Not to take a thing away from Angie’s accomplishments, but she could not have managed this or many of her other courageous feats without the full support and backing of her mom and dad (my sister Terry and brother-in-law Albert Miller).
This is an inspiring story, but what does it have to do with the roofing business?
Emily Stover DeRocco, assistant secretary, Employment and Training Administration, U.S. Department of Labor, delivered the commencement address. Some of her comments regarding the aging of the baby boomers caught me by surprise. At this point, the youngest boomers are in their 40s and the oldest are approaching their 60s. We (I’m right in the middle of this group) boomers will be heading for our beach or mountain places in droves beginning in the next decade.
Who is going to take our place as the key owners and managers in the roofing industry? More importantly, what are we doing to prepare the coming generation to take our place?
In any labor-intensive enterprise such as roof contracting, training and education are always high on the agenda. Finding and training roofing workers proved a significant challenge in the 1990s and continues to be a nagging problem. A shortage of experienced managers coming into our industry in the next 20 years could make the ‘90s look like a walk in the park.
The time to re-focus on higher education for our future managers is now.
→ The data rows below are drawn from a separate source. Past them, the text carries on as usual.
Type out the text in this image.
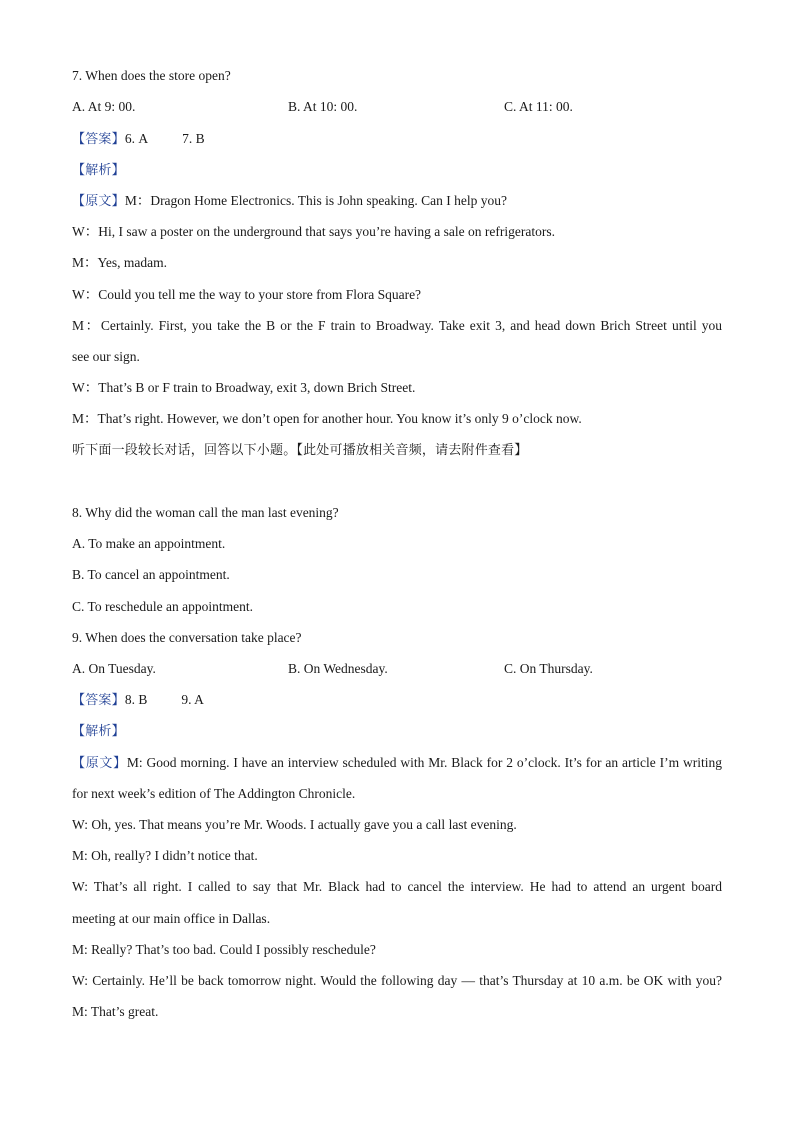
7. When does the store open?
A. At 9: 00.	B. At 10: 00.	C. At 11: 00.
【答案】6. A	7. B
【解析】
【原文】M：Dragon Home Electronics. This is John speaking. Can I help you?
W：Hi, I saw a poster on the underground that says you’re having a sale on refrigerators.
M：Yes, madam.
W：Could you tell me the way to your store from Flora Square?
M：Certainly. First, you take the B or the F train to Broadway. Take exit 3, and head down Brich Street until you
see our sign.
W：That’s B or F train to Broadway, exit 3, down Brich Street.
M：That’s right. However, we don’t open for another hour. You know it’s only 9 o’clock now.
听下面一段较长对话，回答以下小题。【此处可播放相关音频，请去附件查看】
8. Why did the woman call the man last evening?
A. To make an appointment.
B. To cancel an appointment.
C. To reschedule an appointment.
9. When does the conversation take place?
A. On Tuesday.	B. On Wednesday.	C. On Thursday.
【答案】8. B	9. A
【解析】
【原文】M: Good morning. I have an interview scheduled with Mr. Black for 2 o’clock. It’s for an article I’m writing
for next week’s edition of The Addington Chronicle.
W: Oh, yes. That means you’re Mr. Woods. I actually gave you a call last evening.
M: Oh, really? I didn’t notice that.
W: That’s all right. I called to say that Mr. Black had to cancel the interview. He had to attend an urgent board
meeting at our main office in Dallas.
M: Really? That’s too bad. Could I possibly reschedule?
W: Certainly. He’ll be back tomorrow night. Would the following day — that’s Thursday at 10 a.m. be OK with you?
M: That’s great.
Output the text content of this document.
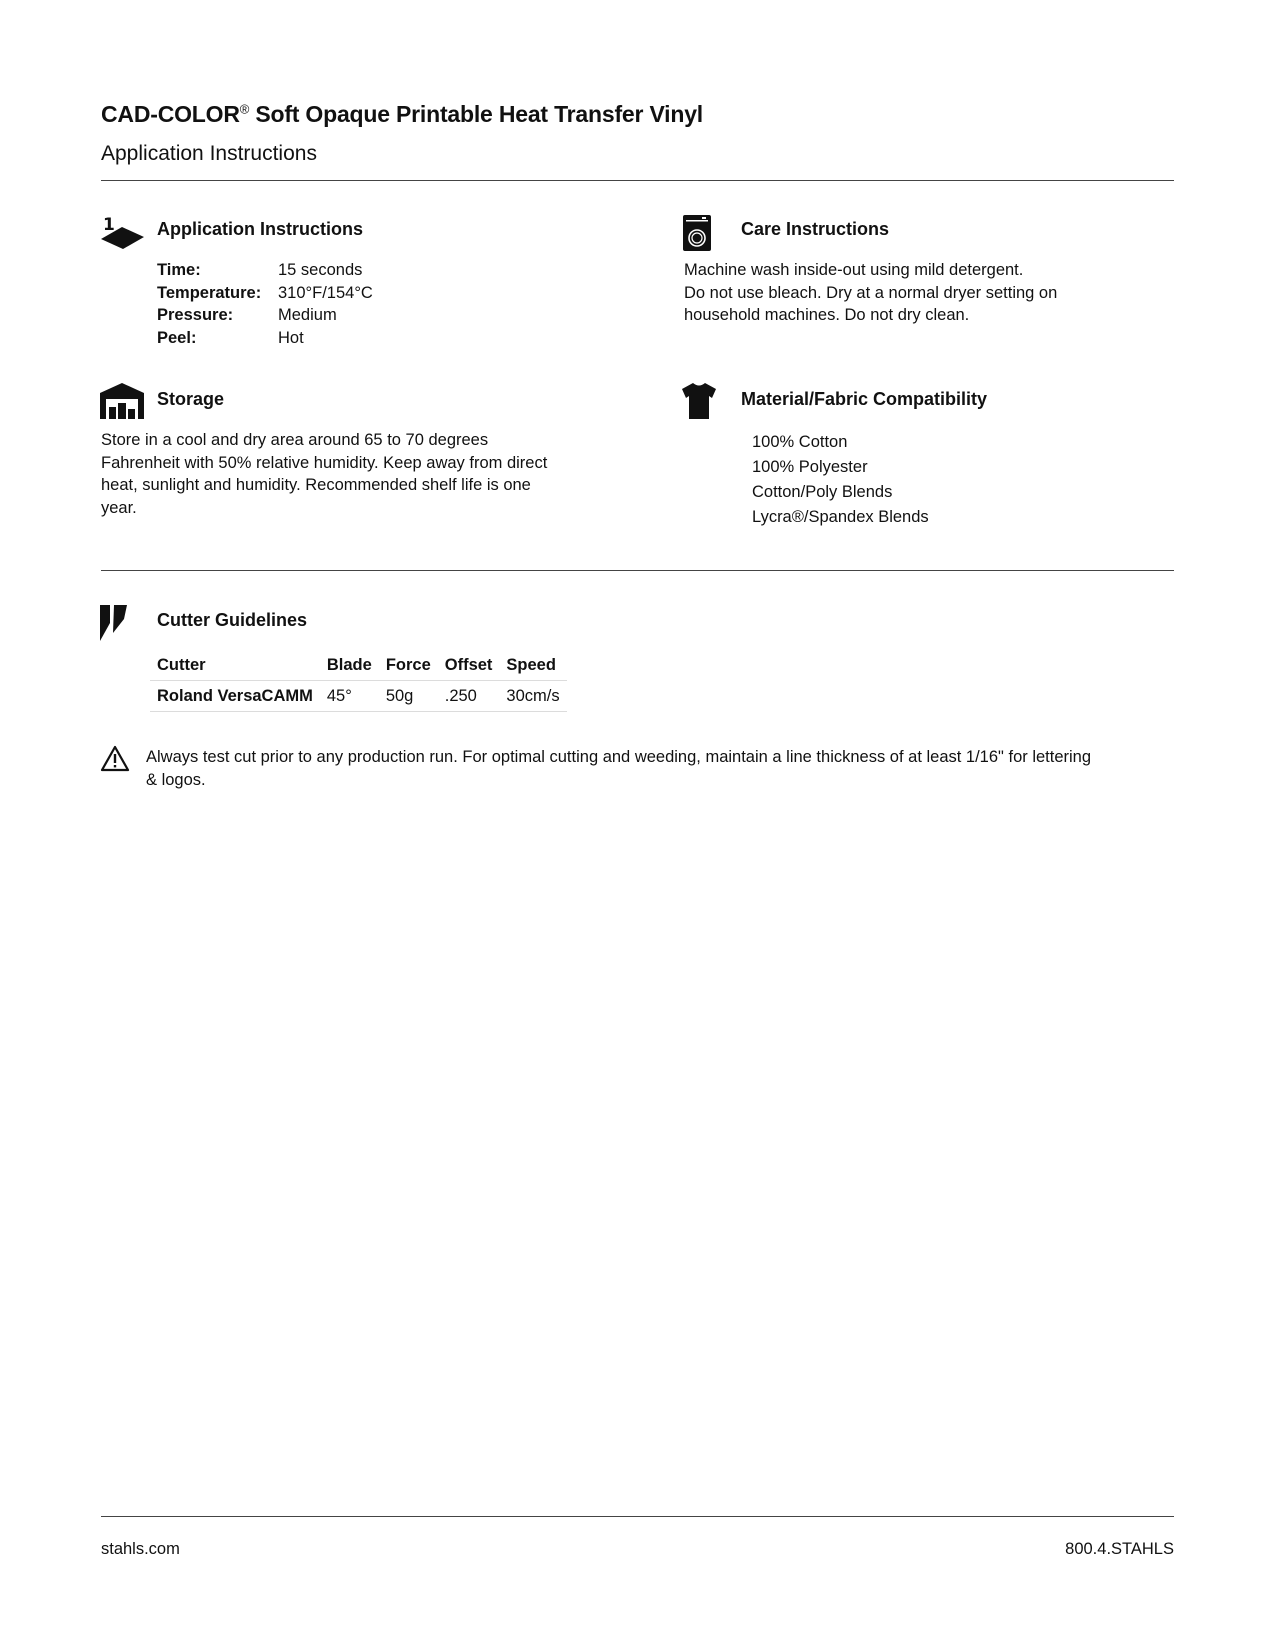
CAD-COLOR® Soft Opaque Printable Heat Transfer Vinyl
Application Instructions
1 Application Instructions
Time:	15 seconds
Temperature:	310°F/154°C
Pressure:	Medium
Peel:	Hot
Care Instructions
Machine wash inside-out using mild detergent.
Do not use bleach. Dry at a normal dryer setting on
household machines. Do not dry clean.
Storage
Store in a cool and dry area around 65 to 70 degrees
Fahrenheit with 50% relative humidity. Keep away from direct
heat, sunlight and humidity. Recommended shelf life is one
year.
Material/Fabric Compatibility
100% Cotton
100% Polyester
Cotton/Poly Blends
Lycra®/Spandex Blends
Cutter Guidelines
Cutter	Blade	Force	Offset	Speed
Roland VersaCAMM	45°	50g	.250	30cm/s
Always test cut prior to any production run. For optimal cutting and weeding, maintain a line thickness of at least 1/16" for lettering
& logos.
stahls.com	800.4.STAHLS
As individuals, parents in particular, we must do everything we can to empower and encourage our young people to set and pursue challenging educational goals. Major firms in our industry should revisit their internal higher education initiatives. You should increase tuition assistance as well as beef up scholarship programs for your employees and industry associates.
All of us can participate by way of our local, state and national trade associations who have, or certainly should have, an ongoing scholarship program for members and their families. My son, Jordan, has been the recipient of scholarship help from the Roofing and Sheet Metal Contractors Association of Georgia (which is most appreciated by his mom and dad).
Help spread the word throughout our industry. Get in touch with the leaders of your roofing association(s). Remind them that the “boomer bubble” isn’t tomorrow or next week, but is out there ready to burst at a time in our future that, if we are not prepared, may cause us decades of woes. Ask them to add a discussion of their higher education initiatives on the agenda of their next meeting. Encourage them to take radical measures to increase them in every fashion and keep them up front as a key issue for the next several years. And please add congratulations from Roofing Contractor to the graduates around your house or shop this year.